Customer brought me this mower for repair.It will not start,I'm looking for a part # for a carb. kit.The info. on this mower is MTD Pro 5.5 H.P. 21" CUT HONDA 160CM3 GJAEA-2240277,is this a clone honda motor.Also looking for a parts list,found nothing on this mower.Please help.

Thanks,
Jerry


----------



## ossaguy (Dec 3, 2008)

Honda doesn't offer carb kits as such,but just every part separate.I wouldn't think the clone engine would have those numbers on it,the GJAEA-2240277 sounds pretty officially Honda to me.Is it a GCV,or a GXV series engine?
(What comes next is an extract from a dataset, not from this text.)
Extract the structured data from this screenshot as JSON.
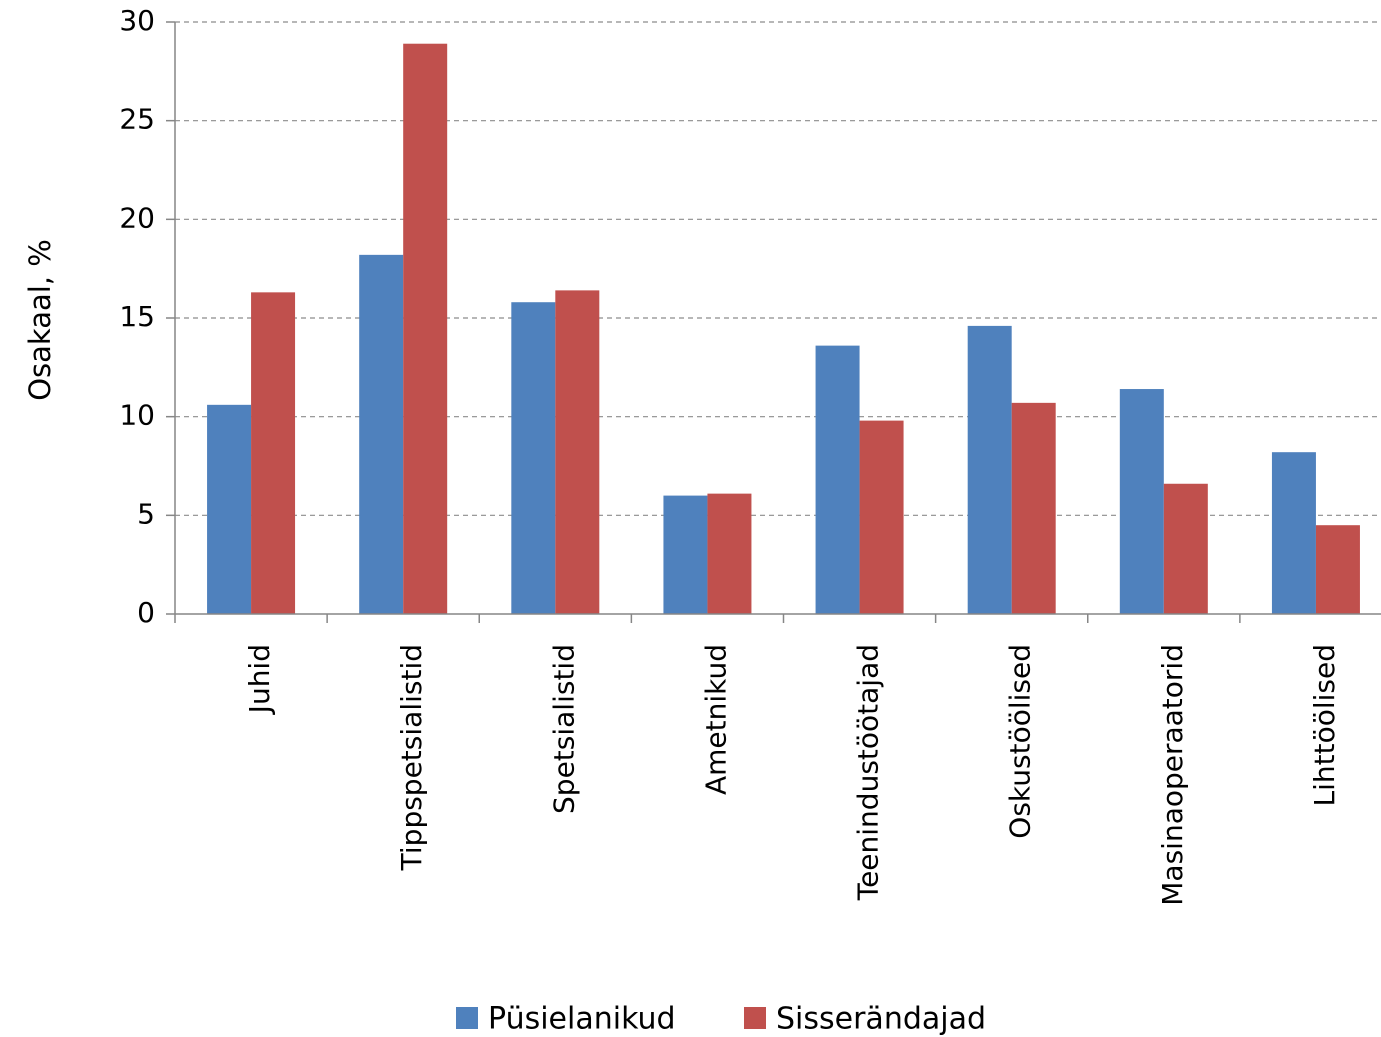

Some of the GCV carbs cost only around $15.00 to $30.00,so at our shop f it's really gunked,it doesn't pay to do an overhaul on it and we just replace it,with labor rates so high.
Steve


----------



## 30yearTech (Sep 14, 2006)

jsouth said:


> Customer brought me this mower for repair.It will not start,I'm looking for a part # for a carb. kit.The info. on this mower is MTD Pro 5.5 H.P. 21" CUT HONDA 160CM3 GJAEA-2240277,is this a clone honda motor.Also looking for a parts list,found nothing on this mower.Please help.
> 
> Thanks,
> Jerry


If it's an MTD with a clone engine, you can find a parts breakdown for the engine at their site.


----------



## jsouth (Jan 31, 2008)

Thanks guys,I will give it a another look on the MTD web site.

Jerry


----------



## jsouth (Jan 31, 2008)

Update,Took the carb off and clean the carb. with carb. spray,find the main jet stop up,put it all back together,and the mower runs great.Still was unable to bring anything up about this mower,on the MTD web site.Thanks again.

Jerry


----------